As luck would have it, a team of experts has developed DAX Editor, a Microsoft Visual Studio add-in that greatly helps in measure authoring. You can download the project from CodePlex at http://daxeditor.codeplex.com.
DAX Editor supports IntelliSense and automatic measure formatting and enables you to author all the measures in a project by using a single script view, which is convenient for developers. In addition, DAX Editor enables you to add comments to all your measures, resulting in a self-documented script that will make your life easier when maintaining the code.
In Figure 4-9, you can see the DAX Editor window with a couple of measures and some comments.
Figure 4-9 DAX Editor has syntax highlighting and many useful functions to author DAX code.
We do not want to provide here a detailed description of this add-in, which, being on CodePlex, will be changed and maintained by independent coders, but we strongly suggest that you download and install the add-in. Regardless of whether your measures are simple or complex, your authoring experience will be a much better one.

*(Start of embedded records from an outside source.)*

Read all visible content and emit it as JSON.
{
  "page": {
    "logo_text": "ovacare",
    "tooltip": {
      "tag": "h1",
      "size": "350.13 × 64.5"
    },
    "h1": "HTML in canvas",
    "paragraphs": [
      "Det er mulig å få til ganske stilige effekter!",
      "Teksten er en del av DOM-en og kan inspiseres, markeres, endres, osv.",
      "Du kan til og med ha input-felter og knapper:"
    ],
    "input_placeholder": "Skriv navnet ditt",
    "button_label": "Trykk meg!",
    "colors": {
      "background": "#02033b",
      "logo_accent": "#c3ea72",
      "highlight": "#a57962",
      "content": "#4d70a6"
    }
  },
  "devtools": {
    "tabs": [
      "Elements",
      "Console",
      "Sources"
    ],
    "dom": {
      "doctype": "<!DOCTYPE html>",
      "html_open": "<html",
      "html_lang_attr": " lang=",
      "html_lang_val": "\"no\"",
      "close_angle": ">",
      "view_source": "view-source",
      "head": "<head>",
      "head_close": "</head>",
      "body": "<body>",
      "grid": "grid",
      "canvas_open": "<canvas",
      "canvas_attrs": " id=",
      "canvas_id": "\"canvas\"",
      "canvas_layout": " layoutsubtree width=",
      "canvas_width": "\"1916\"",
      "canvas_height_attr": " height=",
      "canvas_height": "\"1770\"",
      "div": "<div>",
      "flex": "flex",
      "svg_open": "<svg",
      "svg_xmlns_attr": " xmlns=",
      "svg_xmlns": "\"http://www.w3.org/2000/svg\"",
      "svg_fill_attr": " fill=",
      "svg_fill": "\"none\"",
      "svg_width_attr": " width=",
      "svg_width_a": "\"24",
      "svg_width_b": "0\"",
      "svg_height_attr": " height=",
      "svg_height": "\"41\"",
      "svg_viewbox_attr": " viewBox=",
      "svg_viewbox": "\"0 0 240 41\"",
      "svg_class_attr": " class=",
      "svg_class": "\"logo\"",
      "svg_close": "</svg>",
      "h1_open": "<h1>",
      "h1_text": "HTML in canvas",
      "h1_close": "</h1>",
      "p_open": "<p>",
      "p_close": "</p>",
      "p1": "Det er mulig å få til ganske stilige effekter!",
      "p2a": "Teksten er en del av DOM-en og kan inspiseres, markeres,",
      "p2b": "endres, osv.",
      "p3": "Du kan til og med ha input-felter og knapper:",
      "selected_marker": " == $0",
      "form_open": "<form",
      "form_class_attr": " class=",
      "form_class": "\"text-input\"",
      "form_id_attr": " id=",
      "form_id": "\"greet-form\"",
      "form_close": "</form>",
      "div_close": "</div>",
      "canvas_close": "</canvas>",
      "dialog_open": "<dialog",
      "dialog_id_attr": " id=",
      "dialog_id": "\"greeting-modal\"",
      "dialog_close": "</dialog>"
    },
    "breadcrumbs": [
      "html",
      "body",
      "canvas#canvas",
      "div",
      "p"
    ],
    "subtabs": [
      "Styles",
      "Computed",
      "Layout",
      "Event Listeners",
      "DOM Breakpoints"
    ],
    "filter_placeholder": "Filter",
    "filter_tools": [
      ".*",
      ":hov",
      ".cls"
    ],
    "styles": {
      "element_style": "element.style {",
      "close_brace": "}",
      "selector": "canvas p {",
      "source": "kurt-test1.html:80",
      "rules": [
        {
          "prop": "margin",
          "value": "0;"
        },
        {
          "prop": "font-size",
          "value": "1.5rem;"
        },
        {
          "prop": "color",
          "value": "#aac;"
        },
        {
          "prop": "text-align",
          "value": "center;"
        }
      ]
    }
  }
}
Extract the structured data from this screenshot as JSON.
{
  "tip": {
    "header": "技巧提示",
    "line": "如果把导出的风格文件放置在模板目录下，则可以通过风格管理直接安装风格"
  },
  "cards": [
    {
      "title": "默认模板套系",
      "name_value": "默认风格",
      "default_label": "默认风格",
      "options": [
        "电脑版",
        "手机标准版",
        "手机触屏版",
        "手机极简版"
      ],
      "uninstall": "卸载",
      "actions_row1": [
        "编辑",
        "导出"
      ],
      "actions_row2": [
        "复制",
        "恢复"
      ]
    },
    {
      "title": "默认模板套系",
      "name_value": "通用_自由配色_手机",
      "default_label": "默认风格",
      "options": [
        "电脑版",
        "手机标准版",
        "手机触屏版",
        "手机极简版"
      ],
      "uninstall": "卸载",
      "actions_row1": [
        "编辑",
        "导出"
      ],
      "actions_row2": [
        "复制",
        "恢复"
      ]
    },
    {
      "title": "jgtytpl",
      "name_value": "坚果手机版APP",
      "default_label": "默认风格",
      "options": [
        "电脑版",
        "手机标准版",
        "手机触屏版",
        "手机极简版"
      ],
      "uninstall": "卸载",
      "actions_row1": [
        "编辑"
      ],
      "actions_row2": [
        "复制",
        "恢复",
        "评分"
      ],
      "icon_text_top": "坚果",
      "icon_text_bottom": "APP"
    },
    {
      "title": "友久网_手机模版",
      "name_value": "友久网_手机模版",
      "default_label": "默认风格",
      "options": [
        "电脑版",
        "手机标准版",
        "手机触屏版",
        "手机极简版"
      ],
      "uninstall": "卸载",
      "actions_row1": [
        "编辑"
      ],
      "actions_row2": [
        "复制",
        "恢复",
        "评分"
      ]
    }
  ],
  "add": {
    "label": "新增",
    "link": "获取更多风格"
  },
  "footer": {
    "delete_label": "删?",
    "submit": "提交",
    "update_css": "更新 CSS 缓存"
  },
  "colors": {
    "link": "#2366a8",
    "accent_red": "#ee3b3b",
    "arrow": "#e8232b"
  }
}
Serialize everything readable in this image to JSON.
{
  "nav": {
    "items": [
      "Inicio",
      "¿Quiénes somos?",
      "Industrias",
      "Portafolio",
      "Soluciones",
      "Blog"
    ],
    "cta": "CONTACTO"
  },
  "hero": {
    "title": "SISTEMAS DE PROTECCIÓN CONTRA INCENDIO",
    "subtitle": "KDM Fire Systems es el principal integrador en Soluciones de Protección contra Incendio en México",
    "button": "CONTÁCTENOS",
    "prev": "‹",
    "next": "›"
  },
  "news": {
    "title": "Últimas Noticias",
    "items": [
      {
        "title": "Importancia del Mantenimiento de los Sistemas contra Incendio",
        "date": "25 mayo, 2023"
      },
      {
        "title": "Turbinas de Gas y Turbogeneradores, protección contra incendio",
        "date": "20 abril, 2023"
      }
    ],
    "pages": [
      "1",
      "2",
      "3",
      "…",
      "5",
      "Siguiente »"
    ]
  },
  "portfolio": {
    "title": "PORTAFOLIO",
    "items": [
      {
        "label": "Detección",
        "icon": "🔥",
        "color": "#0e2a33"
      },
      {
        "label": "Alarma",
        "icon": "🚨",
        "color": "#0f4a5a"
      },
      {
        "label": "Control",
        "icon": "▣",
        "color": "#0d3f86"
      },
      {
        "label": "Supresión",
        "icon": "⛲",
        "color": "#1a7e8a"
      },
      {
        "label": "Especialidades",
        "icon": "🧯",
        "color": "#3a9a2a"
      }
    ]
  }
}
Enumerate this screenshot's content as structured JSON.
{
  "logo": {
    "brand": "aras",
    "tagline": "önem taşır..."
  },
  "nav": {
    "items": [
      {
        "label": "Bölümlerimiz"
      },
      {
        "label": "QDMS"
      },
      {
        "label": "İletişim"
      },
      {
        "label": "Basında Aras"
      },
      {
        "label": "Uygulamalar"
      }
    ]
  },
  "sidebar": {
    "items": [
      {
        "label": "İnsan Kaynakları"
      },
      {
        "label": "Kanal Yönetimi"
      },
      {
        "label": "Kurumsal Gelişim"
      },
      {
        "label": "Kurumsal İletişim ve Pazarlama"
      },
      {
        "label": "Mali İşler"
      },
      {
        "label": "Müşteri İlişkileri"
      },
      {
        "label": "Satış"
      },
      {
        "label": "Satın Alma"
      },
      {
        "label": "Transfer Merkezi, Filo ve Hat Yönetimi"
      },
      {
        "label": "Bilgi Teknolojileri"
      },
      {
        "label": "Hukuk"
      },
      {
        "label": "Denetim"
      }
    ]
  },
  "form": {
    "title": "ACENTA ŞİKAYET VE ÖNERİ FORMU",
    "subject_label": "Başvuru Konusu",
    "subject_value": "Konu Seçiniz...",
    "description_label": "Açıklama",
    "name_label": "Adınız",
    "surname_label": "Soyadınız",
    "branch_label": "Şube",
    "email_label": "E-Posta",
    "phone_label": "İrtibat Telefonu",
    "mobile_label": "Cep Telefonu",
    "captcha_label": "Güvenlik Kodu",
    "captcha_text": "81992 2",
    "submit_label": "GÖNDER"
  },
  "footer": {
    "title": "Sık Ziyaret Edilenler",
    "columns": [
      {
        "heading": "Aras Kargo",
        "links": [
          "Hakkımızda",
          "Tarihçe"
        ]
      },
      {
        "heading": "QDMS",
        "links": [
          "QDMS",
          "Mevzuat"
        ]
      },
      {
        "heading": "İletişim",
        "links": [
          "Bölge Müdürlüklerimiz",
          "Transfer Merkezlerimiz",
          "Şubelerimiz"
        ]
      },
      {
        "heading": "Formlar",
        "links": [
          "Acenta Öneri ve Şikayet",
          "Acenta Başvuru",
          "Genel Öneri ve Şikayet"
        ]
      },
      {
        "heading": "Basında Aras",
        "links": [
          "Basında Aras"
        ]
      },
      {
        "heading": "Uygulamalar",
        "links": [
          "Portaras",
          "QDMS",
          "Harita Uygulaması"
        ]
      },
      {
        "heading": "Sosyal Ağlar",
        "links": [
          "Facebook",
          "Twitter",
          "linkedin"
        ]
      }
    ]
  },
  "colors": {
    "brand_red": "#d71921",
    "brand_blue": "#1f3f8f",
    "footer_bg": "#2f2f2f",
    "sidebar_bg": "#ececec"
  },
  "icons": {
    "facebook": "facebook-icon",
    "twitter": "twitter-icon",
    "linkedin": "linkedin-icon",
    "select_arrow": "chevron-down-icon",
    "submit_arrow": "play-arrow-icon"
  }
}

Choosing Between Calculated Columns and Measures
Now that you have seen the difference between calculated columns and measures, you might be wondering when to use calculated columns and when to use measures. Sometimes either is an option, but in most situations, your computation needs determine your choice.
You must define a calculated column whenever you intend to do the following:
Place the calculated results in an Excel slicer or see results in rows or columns in a pivot table (as opposed to the Values area).
Define an expression that is strictly bound to the current row. (For example, Price * Quantity must be computed before other aggregations take place.)
Categorize text or numbers (for example, a range of values for a measure, a range of ages of customers, such as 0–18, 18–25, and so on).
However, you must define a measure whenever you intend to display resulting calculation values that reflect pivot table selections made by the user and see them in the Values area of pivot tables, for example:
When you calculate profit percentage of a pivot table selection
When you calculate ratios of a product compared to all products but filter by both year and region
Some calculations can be achieved by using calculated columns or measures, even if different DAX expressions must be used in these cases. For example, you can define GrossMargin as a calculated column.
= FactInternetSales[SalesAmount] - FactInternetSales[TotalProductCost]
It can also be defined as a measure.
= SUM( FactInternetSales[SalesAmount] ) - SUM( FactInternetSales[TotalProductCost] )
The final result is the same. We suggest you favor the measure in this case because it does not consume memory and disk space, but this is important only in large datasets. When the size of the database is not an issue, you can use the method with which you are more comfortable.